Em 2023, José Leal assina pela Biruta Records e em Maio lança o single “Canção das Maias”. Neste soturno tema, há elementos sonoros que nos remontam a um ambiente sonoro tradicional, ouvimo-lo no timbre da percussão e no sample pigarreado. O refrão é semelhante a um suplício, um desabafo sem forças para ser gritado. Neste potente primeiro avanço do seu álbum de estreia, Riça discursa sobre questões de saúde mental, um tema cada vez mais urgente na sociedade moderna, e fá-lo através de valências musicais do passado.

Chegamos a Setembro de 2023, o mês em que Diabos m’Elevem aterrou nos ouvidos do mundo, e a ambiciosa estreia de Riça no formato longa-duração veio cimentar a sua qualidade no panorama do hip hop português. Ao longo de 11 temas compostos e produzidos pelo próprio e auxiliado pelo co-produtor Zé Menos, Leal vagueia pelo imaginário popular português com critério e ponderação. A produção é intrincada, transparece a procura de sintonia entre o hip hop e o folclore, e certamente despertará o interesse tanto de melómanos como de historiadores.

As letras são pessoais, Riça bebe de provérbios, superstições e lendas conhecidas por uma população inteira para destilar a psique de um só indivíduo. Ouvimos a angústia da caminhada em “Alma Penada”, a cegueira da ganância em “A Menina dos Oito Olhos”, a saudade que a morte deixa em “Antes que t’Afantasmes”. Mas nem só de tragédia se faz um homem, e Riça não esquece o amor, representado pelo blues hilariante de “Mulher do Diacho”, e não esquece a nostalgia da infância passada, gloriosos tempos imortalizados em “Coisas no Vento”. As experiências descritas nesse último tema são pessoais mas o tom e entrega saudosistas convidam a uma reflexão sobre as nossas próprias memórias. E por mais longínqua que sintamos a nossa infância, “Coisas no Vento” encurta essa distância invisível.

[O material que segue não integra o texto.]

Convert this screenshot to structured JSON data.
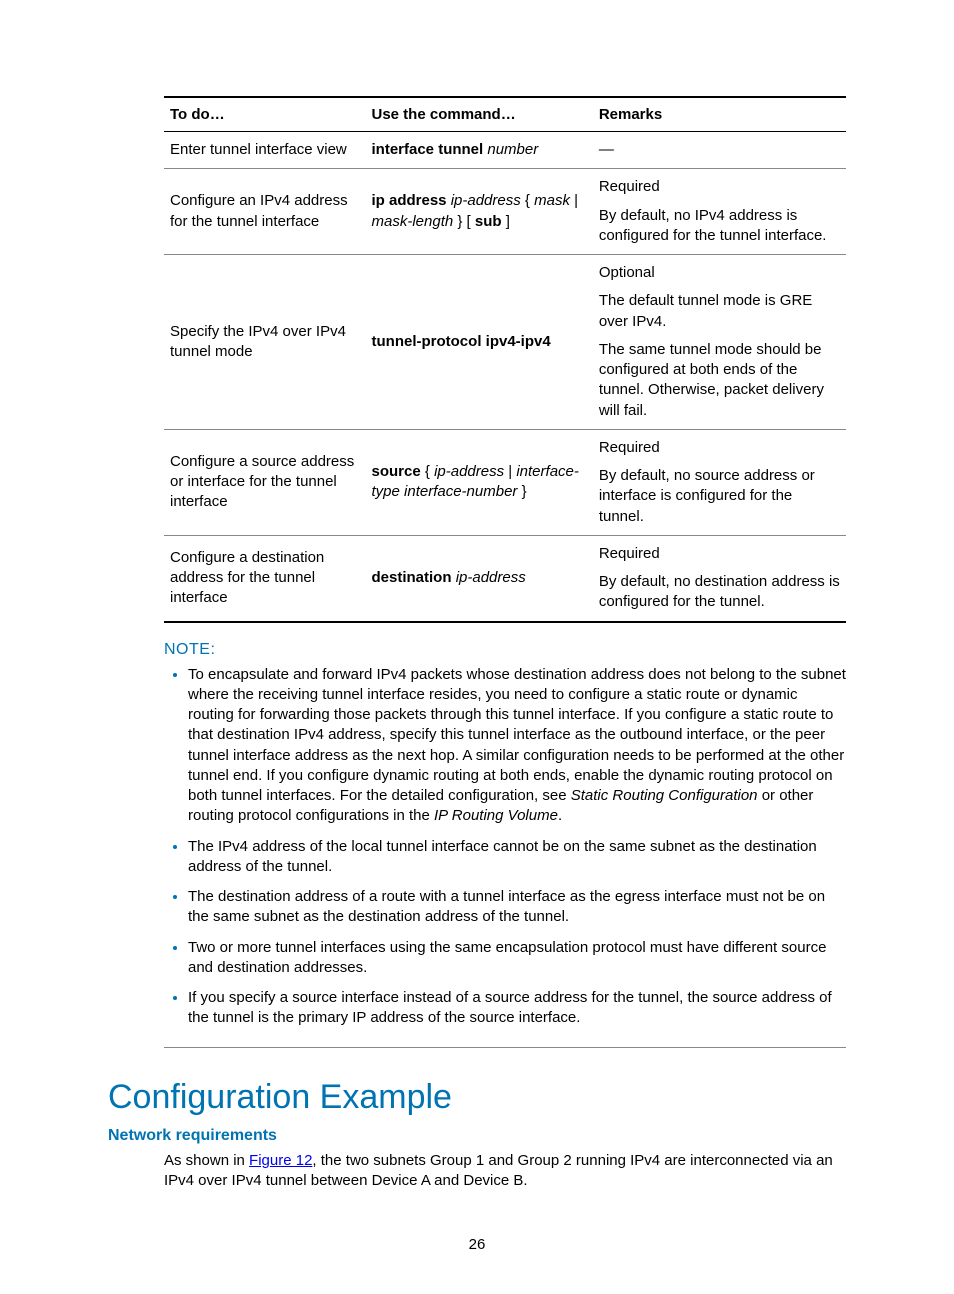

Diabos m’Elevem é um projecto confessional, biográfico, prova certa de que cada tempestade oferece uma oportunidade de canalizar a energia dos relâmpagos. Em 2016, Riça declarava em “Às Voltas”: “Escrever é ver o mal / Foder-lhe a boca / Seguir em frente”. Sete anos depois, o seu álbum de estreia prova que essa máxima continua a orientar a sua música. E por cada conflito interno de José Leal, há uma catártica e engenhosa música de Riça.